If you’re a Trump supporter, don’t expect me to agree with you because you’re my customer. So, don’t get upset if you ask me about him and I give you an answer that you won’t like. You don’t know me and I don’t know you. The only thing I’m interested in is knowing what you’d like to eat and drink and if you’ll leave me an ok tip. I don’t care if you served in the military and love what Trump is doing for you. I don’t care that your granddad was a coal miner or that you don’t like paying taxes. I don’t care if you don’t believe in climate change. Frankly, I’ll think you’re stupid and probably pay less attention to you, meaning you’re doing yourself more harm by venting to me.

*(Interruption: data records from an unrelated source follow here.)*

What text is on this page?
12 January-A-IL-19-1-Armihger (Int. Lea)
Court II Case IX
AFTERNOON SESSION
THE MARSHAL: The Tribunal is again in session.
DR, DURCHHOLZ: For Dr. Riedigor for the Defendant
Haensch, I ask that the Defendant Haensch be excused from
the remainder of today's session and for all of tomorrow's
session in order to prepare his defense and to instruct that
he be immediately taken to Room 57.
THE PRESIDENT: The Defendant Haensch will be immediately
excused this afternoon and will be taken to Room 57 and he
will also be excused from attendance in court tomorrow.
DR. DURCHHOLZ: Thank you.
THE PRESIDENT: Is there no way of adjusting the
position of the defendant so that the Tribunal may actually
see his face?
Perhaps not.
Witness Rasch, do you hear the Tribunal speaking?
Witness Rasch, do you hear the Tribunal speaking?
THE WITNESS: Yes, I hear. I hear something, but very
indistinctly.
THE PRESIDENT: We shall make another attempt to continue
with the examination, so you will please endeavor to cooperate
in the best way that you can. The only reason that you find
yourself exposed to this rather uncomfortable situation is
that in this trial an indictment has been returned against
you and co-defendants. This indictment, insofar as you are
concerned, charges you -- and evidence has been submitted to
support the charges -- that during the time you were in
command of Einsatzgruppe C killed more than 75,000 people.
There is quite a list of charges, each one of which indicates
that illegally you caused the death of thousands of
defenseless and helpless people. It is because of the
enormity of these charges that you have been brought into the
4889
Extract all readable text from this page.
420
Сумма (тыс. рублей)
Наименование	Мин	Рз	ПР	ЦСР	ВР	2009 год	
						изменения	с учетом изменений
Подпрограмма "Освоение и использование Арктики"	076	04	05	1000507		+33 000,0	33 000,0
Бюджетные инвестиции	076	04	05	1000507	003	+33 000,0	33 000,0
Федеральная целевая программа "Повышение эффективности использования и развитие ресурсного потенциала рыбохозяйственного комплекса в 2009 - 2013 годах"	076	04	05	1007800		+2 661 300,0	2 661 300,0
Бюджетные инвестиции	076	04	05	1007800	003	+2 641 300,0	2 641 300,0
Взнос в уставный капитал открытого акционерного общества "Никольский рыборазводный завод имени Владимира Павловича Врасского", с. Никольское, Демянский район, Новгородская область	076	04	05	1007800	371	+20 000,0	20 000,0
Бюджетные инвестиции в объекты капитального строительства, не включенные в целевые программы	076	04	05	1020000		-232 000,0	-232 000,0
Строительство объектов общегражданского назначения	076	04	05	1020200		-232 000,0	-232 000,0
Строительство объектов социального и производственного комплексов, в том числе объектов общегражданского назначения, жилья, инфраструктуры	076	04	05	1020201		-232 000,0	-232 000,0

Don’t ask my co-workers where they’re from

This is a less insulting one as I’m clearly white and British (although everyone assumes I’m Irish, for whatever reason I don’t know). But don’t ask my blatantly non-white co-workers where “they’re really from” because that is insulting. Wherever they are from is none of your business nor will it change how they serve you; they don’t have the time either to intricately explain their family tree. Moreover, don’t assume that they are one thing, because you might be wrong and further insult them. Just because someone is speaking Spanish doesn’t mean they are from Mexico or want to hear about your crazy trip to Cancún.

Don’t ask me to drink with you

I don’t know how many times I need to repeat this: I am at work. I don’t want to and cannot drink while at work. Even if you beg to ask my boss if it’s okay I am not allowed. I can’t afford to drink at work because unlike you, I’m not sat down and relaxing. I didn’t choose to be here on a weekend, my schedule required me to be. I’d much rather be out with my friends drinking at a bar, too. I am not. I am at work. If I say I can’t the first time, don’t try to convince me with a slurred sales pitch about only living once.

Lastly, do tip

I’m poor. I’m tired. I’m overworked. My feet hurt. My soul is drained. The least you can do after making me list all the beers on tap (only to pick Bud Lite), run to the kitchen for extra ranch dressing, fix the wobbly table and box your food up is leave a decent tip. Even more so if you’ve been inappropriate with me. I have had plenty of tables that have flirted and asked me out only to leave a shitty tip. Shame on you for thinking I want to go out with a stingy person.